Backup withholding is not an additional tax. Rather, the United States income tax liability of persons subject to backup withholding will be reduced by the amount of tax withheld. If withholding results in an overpayment of taxes, a refund or credit may be obtained, provided that the required information is furnished to the Internal Revenue Service in a timely manner.
Foreign Accounts
Withholding taxes may be imposed under Sections 1471 to 1474 of the Internal Revenue Code (such sections commonly referred to as the Foreign Account Tax Compliance Act, or FATCA) on certain types of payments made to non-U.S. financial institutions and certain other non-U.S. entities. Specifically, a 30% withholding tax may be imposed on dividends on, and gross proceeds from the sale or other disposition of, our stock paid to a “foreign financial institution” or to a “non-financial foreign entity” (each as defined in the Internal Revenue Code), unless (i) the foreign financial institution undertakes certain diligence and reporting obligations, (ii) the non-financial foreign entity either certifies it does not have any “substantial United States owners” (as defined in the Internal Revenue Code) or furnishes identifying information regarding each substantial United States owner, or (iii) the foreign financial institution or non-financial foreign entity otherwise qualifies for an exemption from these rules. If the payee is a foreign financial institution and is subject to the diligence and reporting requirements in clause (i) above, it must enter into an agreement with the U.S. Department of the Treasury requiring, among other things, that it undertake to identify accounts held by certain “specified United States persons” or “United States-owned foreign entities” (each as defined in the Internal Revenue Code), annually report certain information about such accounts, and withhold 30% on certain payments to non-compliant foreign financial institutions and certain other account holders. Foreign financial institutions located in jurisdictions that have an intergovernmental agreement with the United States governing FATCA may be subject to different rules.

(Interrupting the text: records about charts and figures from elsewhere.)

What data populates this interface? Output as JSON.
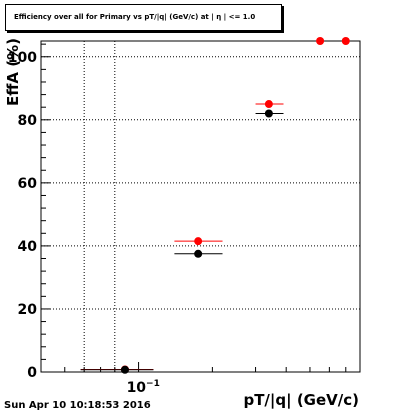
{
  "chart_data": {
    "type": "scatter",
    "title": "Efficiency over all for Primary vs pT/|q| (GeV/c) at | η | <= 1.0",
    "xlabel": "pT/|q| (GeV/c)",
    "ylabel": "EffA (%)",
    "x_scale": "log",
    "x_tick_labels": [
      {
        "base": "10",
        "exp": "−1"
      }
    ],
    "ylim": [
      0,
      105
    ],
    "y_ticks": [
      0,
      20,
      40,
      60,
      80,
      100
    ],
    "grid": true,
    "series": [
      {
        "color": "#ff0000",
        "points": [
          {
            "x": 0.088,
            "y": 0.8,
            "xlow": 0.058,
            "xhigh": 0.115
          },
          {
            "x": 0.175,
            "y": 41.5,
            "xlow": 0.14,
            "xhigh": 0.22
          },
          {
            "x": 0.34,
            "y": 85.0,
            "xlow": 0.3,
            "xhigh": 0.39
          },
          {
            "x": 0.55,
            "y": 105.0,
            "xlow": 0.55,
            "xhigh": 0.55
          },
          {
            "x": 0.7,
            "y": 105.0,
            "xlow": 0.7,
            "xhigh": 0.7
          }
        ]
      },
      {
        "color": "#000000",
        "points": [
          {
            "x": 0.088,
            "y": 0.7,
            "xlow": 0.058,
            "xhigh": 0.115
          },
          {
            "x": 0.175,
            "y": 37.5,
            "xlow": 0.14,
            "xhigh": 0.22
          },
          {
            "x": 0.34,
            "y": 82.0,
            "xlow": 0.3,
            "xhigh": 0.39
          }
        ]
      }
    ]
  },
  "timestamp": "Sun Apr 10 10:18:53 2016"
}
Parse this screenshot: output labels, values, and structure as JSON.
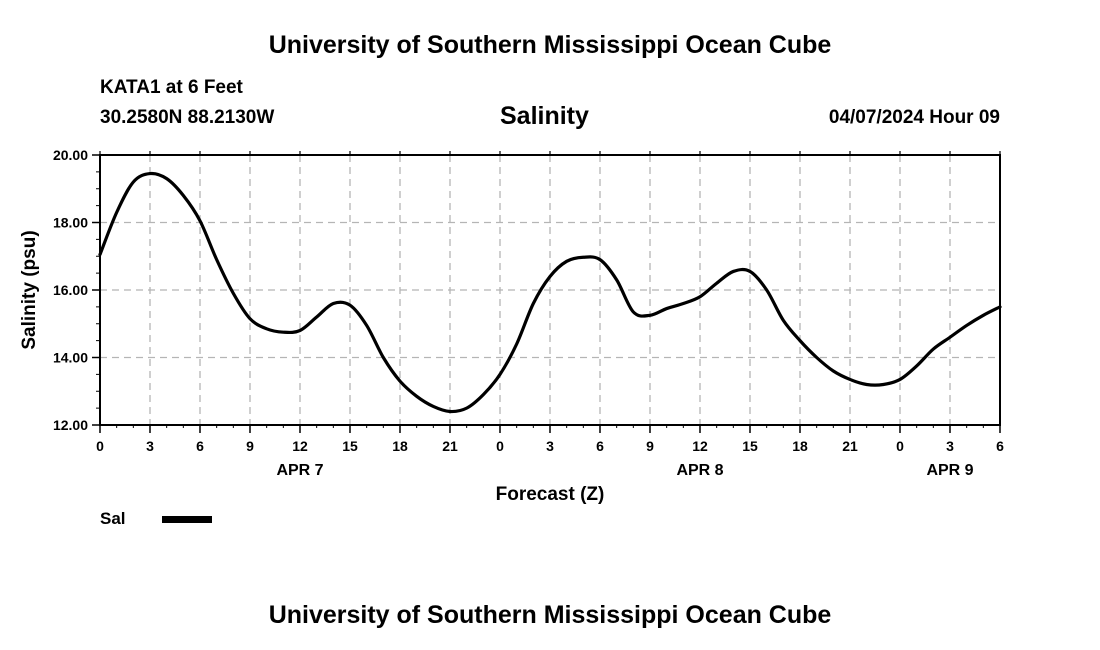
{
  "header": {
    "title": "University of Southern Mississippi Ocean Cube",
    "station": "KATA1 at 6 Feet",
    "coords": "30.2580N  88.2130W",
    "variable": "Salinity",
    "datetime": "04/07/2024 Hour 09"
  },
  "footer": {
    "title": "University of Southern Mississippi Ocean Cube"
  },
  "chart_data": {
    "type": "line",
    "title": "Salinity",
    "xlabel": "Forecast (Z)",
    "ylabel": "Salinity (psu)",
    "ylim": [
      12.0,
      20.0
    ],
    "yticks": [
      "12.00",
      "14.00",
      "16.00",
      "18.00",
      "20.00"
    ],
    "yticks_values": [
      12,
      14,
      16,
      18,
      20
    ],
    "xlim": [
      0,
      54
    ],
    "xticks": [
      "0",
      "3",
      "6",
      "9",
      "12",
      "15",
      "18",
      "21",
      "0",
      "3",
      "6",
      "9",
      "12",
      "15",
      "18",
      "21",
      "0",
      "3",
      "6"
    ],
    "date_labels": [
      {
        "label": "APR 7",
        "at_hour": 12
      },
      {
        "label": "APR 8",
        "at_hour": 36
      },
      {
        "label": "APR 9",
        "at_hour": 51
      }
    ],
    "grid": true,
    "legend": {
      "placement": "bottom-left",
      "entries": [
        {
          "name": "Sal",
          "color": "#000000"
        }
      ]
    },
    "series": [
      {
        "name": "Sal",
        "color": "#000000",
        "x": [
          0,
          1,
          2,
          3,
          4,
          5,
          6,
          7,
          8,
          9,
          10,
          11,
          12,
          13,
          14,
          15,
          16,
          17,
          18,
          19,
          20,
          21,
          22,
          23,
          24,
          25,
          26,
          27,
          28,
          29,
          30,
          31,
          32,
          33,
          34,
          35,
          36,
          37,
          38,
          39,
          40,
          41,
          42,
          43,
          44,
          45,
          46,
          47,
          48,
          49,
          50,
          51,
          52,
          53,
          54
        ],
        "values": [
          17.05,
          18.3,
          19.2,
          19.45,
          19.3,
          18.8,
          18.05,
          16.9,
          15.9,
          15.15,
          14.85,
          14.75,
          14.8,
          15.2,
          15.6,
          15.55,
          14.95,
          14.0,
          13.3,
          12.85,
          12.55,
          12.4,
          12.5,
          12.9,
          13.5,
          14.4,
          15.6,
          16.4,
          16.85,
          16.97,
          16.9,
          16.3,
          15.35,
          15.25,
          15.45,
          15.6,
          15.8,
          16.2,
          16.55,
          16.55,
          16.0,
          15.1,
          14.5,
          14.0,
          13.6,
          13.35,
          13.2,
          13.2,
          13.35,
          13.75,
          14.25,
          14.6,
          14.95,
          15.25,
          15.5
        ]
      }
    ]
  }
}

Under the applicable Treasury Regulations and administrative guidance, withholding under FATCA generally applies to payments of dividends on our stock, and will apply to payments of gross proceeds from a sale or other disposition of such stock on or after January 1, 2019. Because we may not know the extent to which a distribution is a dividend for U.S. federal income tax purposes at the time it is made, for purposes of these withholding rules we
may treat the entire distribution as a dividend. Prospective investors should consult their tax advisors regarding the potential application of withholding under FATCA to their investment in our stock.
Other Tax Consequences
We may be required to pay tax in various state or local jurisdictions, including those in which we transact business, and holders of our capital stock may be required to pay tax in various state or local jurisdictions, including those in which they reside. Our state and local tax treatment may not conform to the United States federal income tax consequences discussed above. In addition, a holder’s state and local tax treatment may not conform to the United States federal income tax consequences discussed above. Consequently, prospective investors should consult their tax advisors regarding the effect of state and local tax laws on an investment in our capital stock.